The schools that had upheld the struggles against apartheid repression simply folded and slowly crumbled.
The annual Coca Cola Craven Week, the crown jewel of the South African schools rugby program, pays homage to one of the arch racists of South African rugby history, and ‘black’ parents beam with pride as their children participate in the festivities and rugby matches.
I once interviewed a young ‘black’ player about the legacy of Danie Craven – and his response was: “I would like to thank Danie Craven for this opportunity.” History seems to have a peculiar ambiguity in South African sport. Beyond the framework of the projected image of South African sport, specifically rugby, is the horrible reality of a failed social experiment: It should be noted that life is about much more than the outcome of a rugby match, it’s about much more than the ranking place of a rugby team, life is about much more than the skin colour of the captain of a rugby team.
Life is about improving the lives of your fellow citizens and this cannot be achieved if you continually support the systems of suppression of which the elite sports system forms an integral and vital part.
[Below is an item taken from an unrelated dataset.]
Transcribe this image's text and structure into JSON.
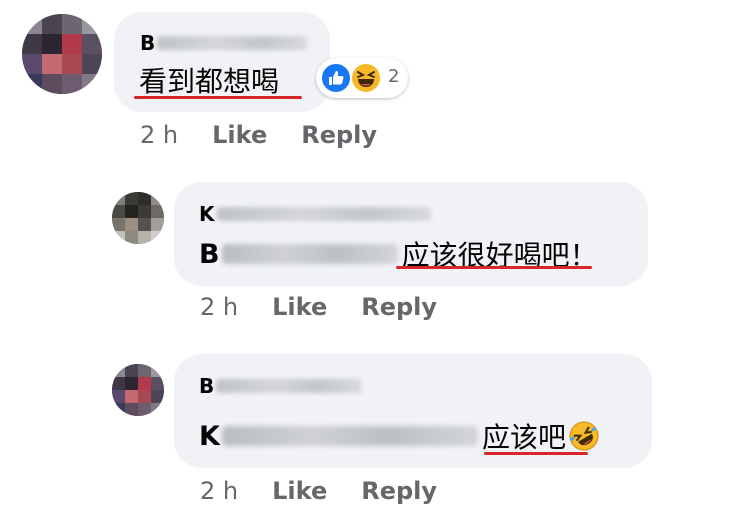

In essence, the standard of excellence in rugby has been accepted as being the Springbok standard, systematically ordained by the very liberators we praise as they crippled the township sports structures in their efforts to liberate elite sport.
The systems that were prevalent within the townships, promoting egalitarianism, equality, social empathy, striving for social justice and political awareness through sport, were considered inferior to the apartheid systems of elitism.
Sport, which was employed in the townships to encourage social cohesion and grassroots patriotism, became the tools of deception. Naspers, which was established by JBM Hertzog in 1915, gained televisual control of all rugby shortly after the final whistle blew in the 1995 Rugby World Cup final.
Unification in rugby was a ruse to garner support of marginalized communities, promising much and delivering nothing. The rich histories of township clubs and structures were superfluous to the brand needs of the Springbok system and were simply discarded. Using ‘black’ faces, the Springbok was remade and repackaged as a symbol of unity and social cohesion, despite the protestations of every fibre of its DNA.
Chester Williams adorned the cover of the very first SA Rugby magazine published in April 1995, yet it was only in June of 1996 that the next ‘black’ face appeared – that of Jonah Lomu! In September 1999 Breyton Paulse became the 3rd ‘black’ person to appear on the cover of SA Rugby magazine – 3 covers between April 1995, and September 1999, nogal. The fundamental question that needs to addressed should be: what was the nature of the system that allowed for the systemic exclusion of the vast majority of the population from the very system that privileged the Springbok?
In a society such as South Africa where apartheid geography, and the apartheid economic eco-system is still fully intact, the use of ‘black’ faces in ‘white’ spaces becomes a necessary evil. It is within this poisonous environment that transformation takes place. Those ‘blacks’ that are deemed worthy of a space within the ‘white’ place have to undergo a process of transformation. The system doesn’t transform, it is incapable of transformation into anything other than what it is.
Those who are transformed are torn away from their social roots, coddled into a new comfort zone, where the stench of the untransformed does not intrude. The Ashwin Willemse incident happened because Ashwin was not transformed. He did not go through the same system as Siya Kolisi or Bryan Habana. Ashwin was an aberration, a shadow of talent and skill from a bad background.
He barked at the system and it is he who is now accused of ingratitude, and it is he who now should apologize. When the system controls you, you do as you are told. “Don’t bark, don’t bite” and of course don’t accuse the system of racism – because there is ample proof in the many television commercials that bracket rugby matches, that racism does not exist. Social cohesion can only happen within a society geared toward cohesion, which South Africa clearly is not. Willemse’s walk out of the Supersport studio is evidence of a lack of cohesion at a sports broadcaster. The Geo Cronje and Quinton Davids incident is evidence of a lack of cohesion within the Springbok camp. The explosion of racial tweets and Facebook posts following the appointment of Siya Kolisi as Springbok captain is evidence of a lack of social cohesion within the social media community.
The Springbok symbol has to be contextualized. It simply cannot continually be presented in a manner that obscures its role in representing apartheid. Ashwin Willemse was spot on when he pointed to Naas Botha and Nick Mallett’s relationship with apartheid. Their sporting knowledge was built on the privileges denied others because of apartheid, and yet they can stand tall because of their Springbok heritage.
History without context is just a nice story and yet the Springbok story is not a nice story at all.